Hanns Löhr, Person und Werdegang

Löhr starb am 4. Oktober 1941.(3) Bei der Totenfeier einige Tage nach Löhrs Tod am 9. Oktober äußerte sich der mittlerweile in Berlin zum Ministerialdirigenten und stellvertretenden Amtschef im Reichserziehungsministerium aufgestiegene ehemalige Rektor der Universität, Löhrs Freund und Vertrauter Paul Ritterbusch, in seiner Totenrede erstaunlich offen auch über die menschlichen Schattenseiten seines Freundes Hanns Löhr. Ritterbusch beschreibt die Persönlichkeit von Hanns Löhr als die eines fröhlichen und derben wissenschaftlichen Landsknechts, von vollsaftigem Wesen und voller Verachtung für die geistreichen Intellektuellen, als Genossen manch froher Männerrunde, jähzornig und explosiv, ein reicher Verschwender seiner unerschöpflichen Energie, freilich eine Kämpfernatur in unzulänglicher Hülle(4) - "kein Bürger im Sinne des Spießers, kein Normaltypus, kein Dutzendmensch".(5) Anschließend würdigte Duzfreund Gauleiter Hinrich Lohse die "nationalsozialistischen und weltanschaulichen" Verdienste des Verstorbenen. Wörtlich führte er u.a. aus: "Du hast dich damals bekannt und erklärt: Hier stehe ich, der Chefarzt Hanns Löhr, ich bin Nationalsozialist, ich folge Adolf Hitler. Du erklärtest es nicht nur mit Worten, du hast es sofort durch die Tat bewiesen."(6)

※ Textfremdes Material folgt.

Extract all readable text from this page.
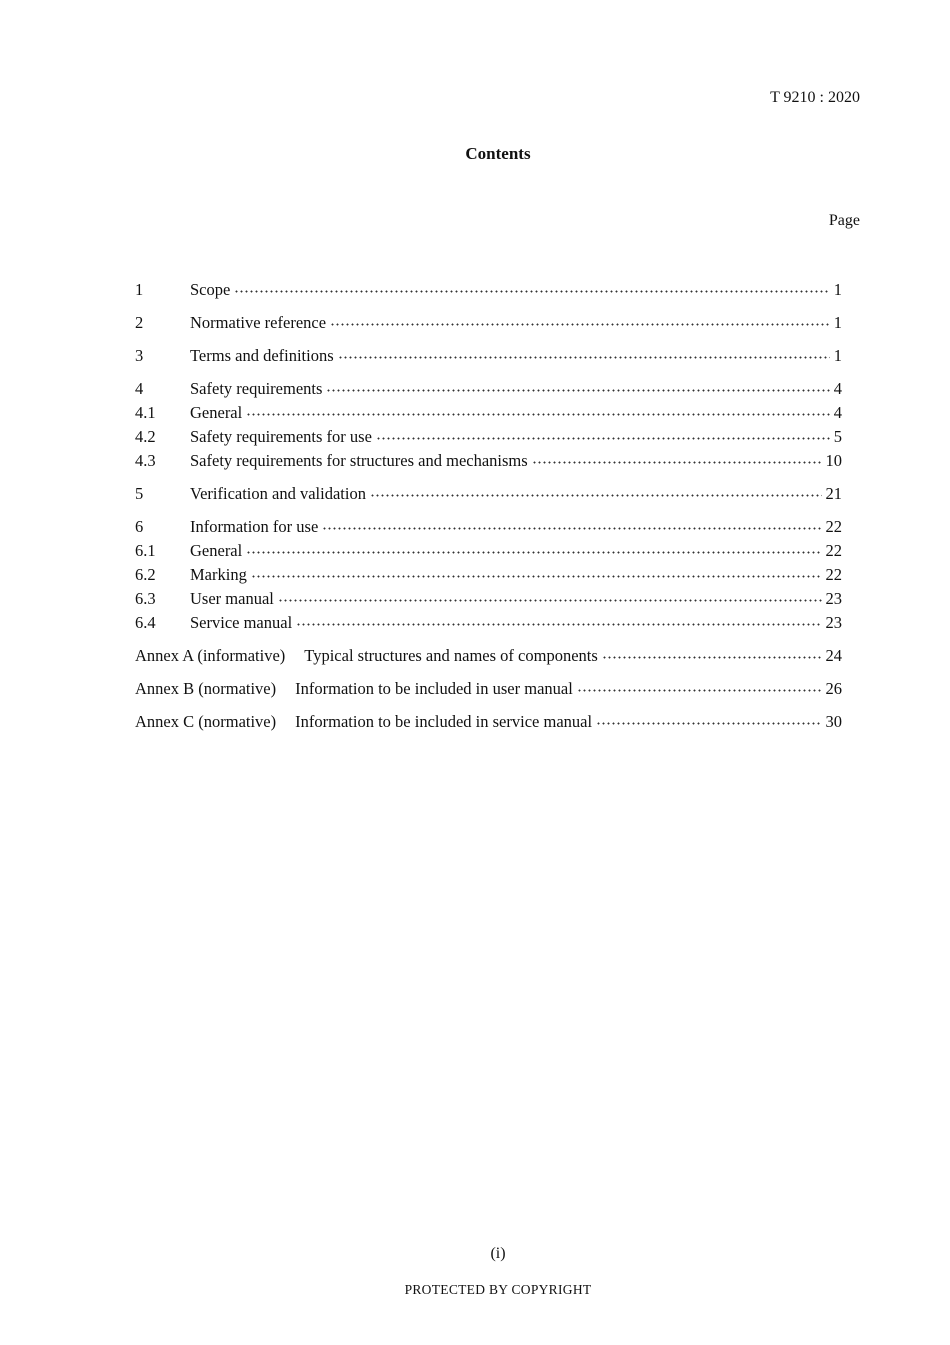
T 9210 : 2020
Contents
Page
1	Scope	1
2	Normative reference	1
3	Terms and definitions	1
4	Safety requirements	4
4.1	General	4
4.2	Safety requirements for use	5
4.3	Safety requirements for structures and mechanisms	10
5	Verification and validation	21
6	Information for use	22
6.1	General	22
6.2	Marking	22
6.3	User manual	23
6.4	Service manual	23
Annex A (informative) Typical structures and names of components	24
Annex B (normative) Information to be included in user manual	26
Annex C (normative) Information to be included in service manual	30
(i)
PROTECTED BY COPYRIGHT
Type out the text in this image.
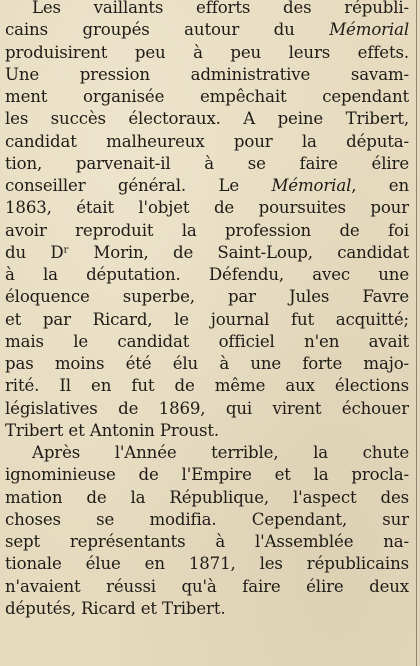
Les vaillants efforts des républi-
cains groupés autour du Mémorial
produisirent peu à peu leurs effets.
Une pression administrative savam-
ment organisée empêchait cependant
les succès électoraux. A peine Tribert,
candidat malheureux pour la députa-
tion, parvenait-il à se faire élire
conseiller général. Le Mémorial, en
1863, était l'objet de poursuites pour
avoir reproduit la profession de foi
du Dʳ Morin, de Saint-Loup, candidat
à la députation. Défendu, avec une
éloquence superbe, par Jules Favre
et par Ricard, le journal fut acquitté;
mais le candidat officiel n'en avait
pas moins été élu à une forte majo-
rité. Il en fut de même aux élections
législatives de 1869, qui virent échouer
Tribert et Antonin Proust.
Après l'Année terrible, la chute
ignominieuse de l'Empire et la procla-
mation de la République, l'aspect des
choses se modifia. Cependant, sur
sept représentants à l'Assemblée na-
tionale élue en 1871, les républicains
n'avaient réussi qu'à faire élire deux
députés, Ricard et Tribert.
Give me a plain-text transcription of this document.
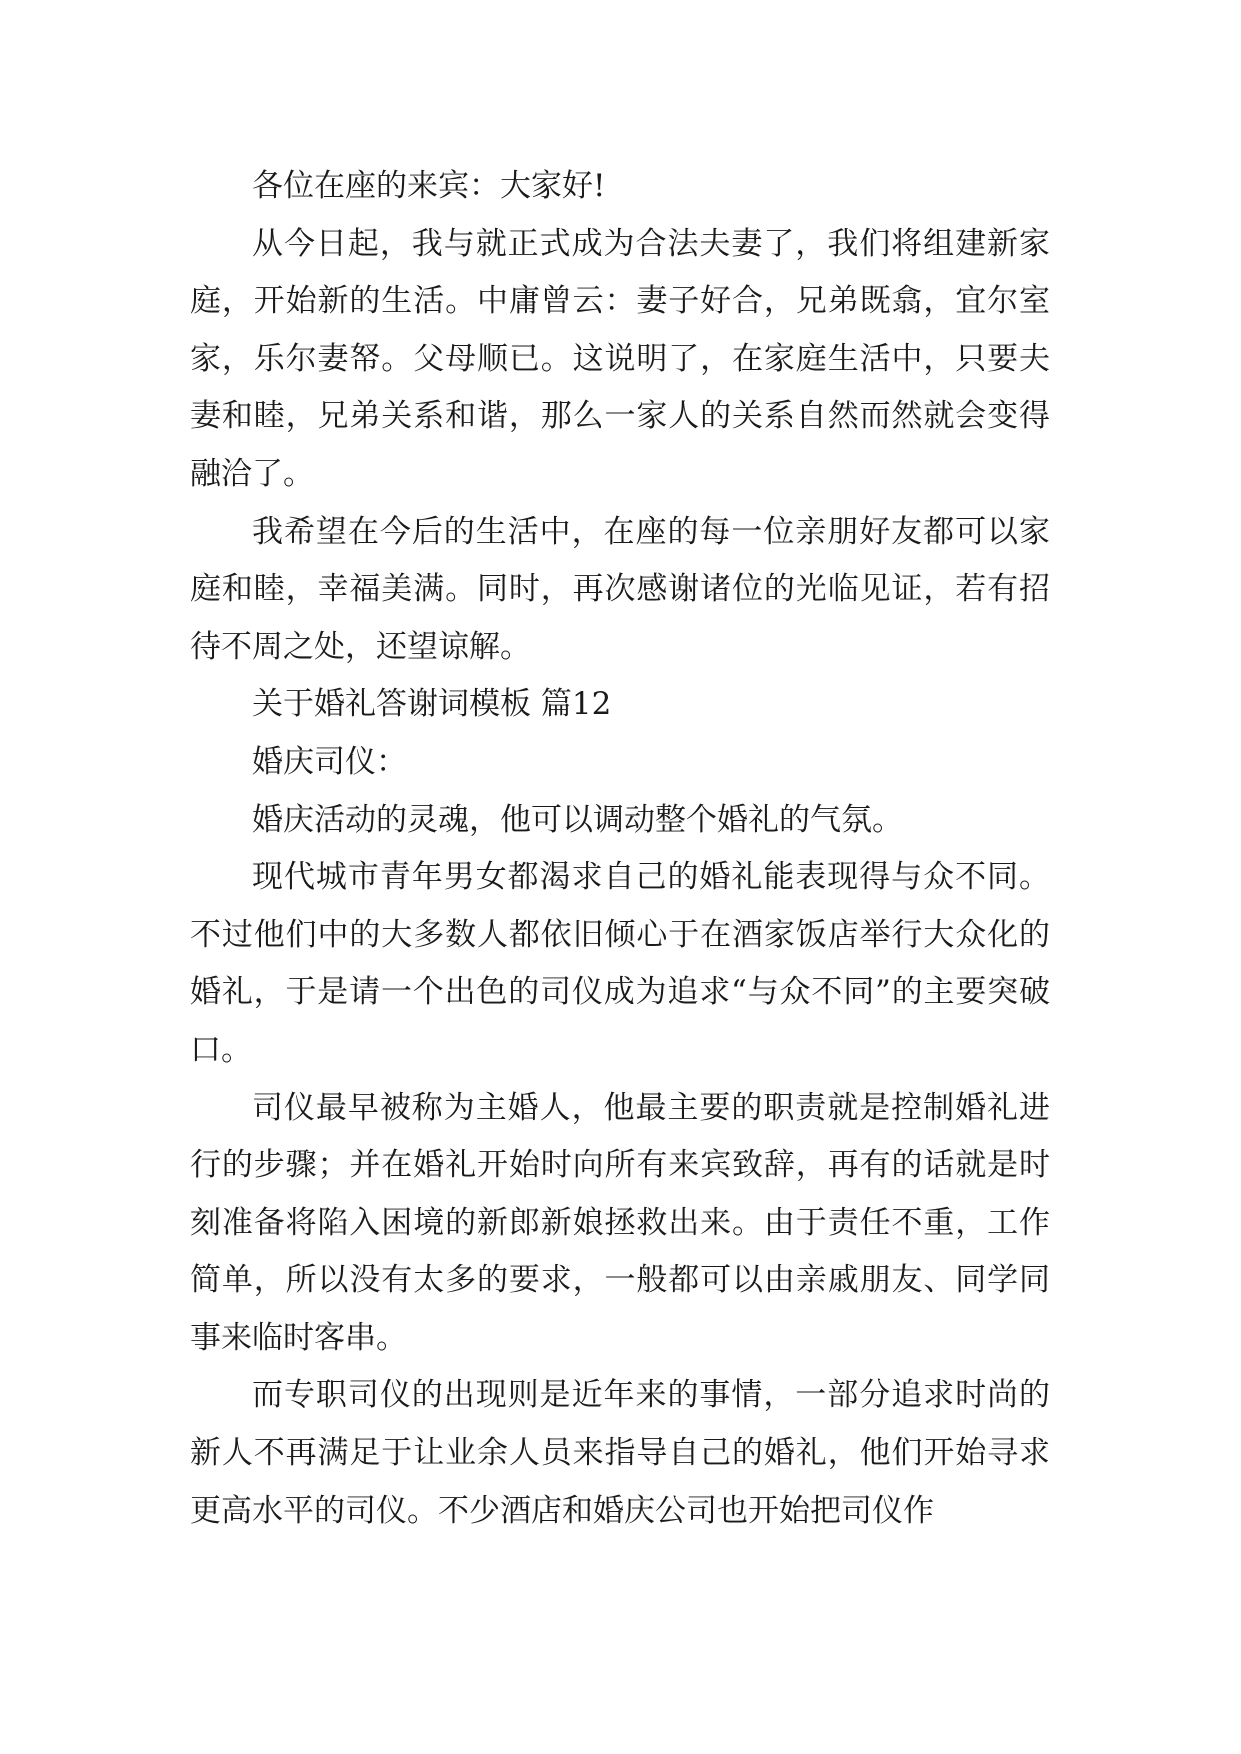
各位在座的来宾：大家好!

从今日起，我与就正式成为合法夫妻了，我们将组建新家庭，开始新的生活。中庸曾云：妻子好合，兄弟既翕，宜尔室家，乐尔妻帑。父母顺已。这说明了，在家庭生活中，只要夫妻和睦，兄弟关系和谐，那么一家人的关系自然而然就会变得融洽了。

我希望在今后的生活中，在座的每一位亲朋好友都可以家庭和睦，幸福美满。同时，再次感谢诸位的光临见证，若有招待不周之处，还望谅解。

关于婚礼答谢词模板 篇12

婚庆司仪：

婚庆活动的灵魂，他可以调动整个婚礼的气氛。

现代城市青年男女都渴求自己的婚礼能表现得与众不同。不过他们中的大多数人都依旧倾心于在酒家饭店举行大众化的婚礼，于是请一个出色的司仪成为追求“与众不同”的主要突破口。

司仪最早被称为主婚人，他最主要的职责就是控制婚礼进行的步骤；并在婚礼开始时向所有来宾致辞，再有的话就是时刻准备将陷入困境的新郎新娘拯救出来。由于责任不重，工作简单，所以没有太多的要求，一般都可以由亲戚朋友、同学同事来临时客串。

而专职司仪的出现则是近年来的事情，一部分追求时尚的新人不再满足于让业余人员来指导自己的婚礼，他们开始寻求更高水平的司仪。不少酒店和婚庆公司也开始把司仪作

Johannes (Hanns) Löhr wurde am 10. September 1891 als Sohn des Superintendenten Wilhelm Löhr in Hohensolms (Kreis Wetzlar) geboren. 1911 begann Löhr mit seinem Medizinstudium in Gießen und setzte es dann in Bonn und Kiel fort. Vom 2. August 1914 bis zu seiner Verwundung am 25. März 1918 hatte er als nicht approbierter Feldhilfsarzt und Bataillonsarzt bei verschiedenen Infanterie-Regimentern gedient, 1918 wurde er Mitglied eines Freikorps, der Brigade Löwenfeld.(7) Seit dem 28. September 1919 war er Volontärassistent, ab 1. Mai 1920 nach seiner Promotion(8) bei Schittenhelm planmäßiger Assistent an der Medizinischen Universitätsklinik Kiel. Die Habilitation erfolgte 1925.(9) Von 1925 bis 1934 war Hanns Löhr Chefarzt der Inneren Abteilung des Krankenhauses Gilead, eines Teils der Bodelschwinghschen Anstalten in Bethel bei Bielefeld. Dorthin hatte ihn sein Chef aus dem 1. Weltkrieg, Richard Wilmanns, geholt, der als Chirurg das Krankenhaus leitete.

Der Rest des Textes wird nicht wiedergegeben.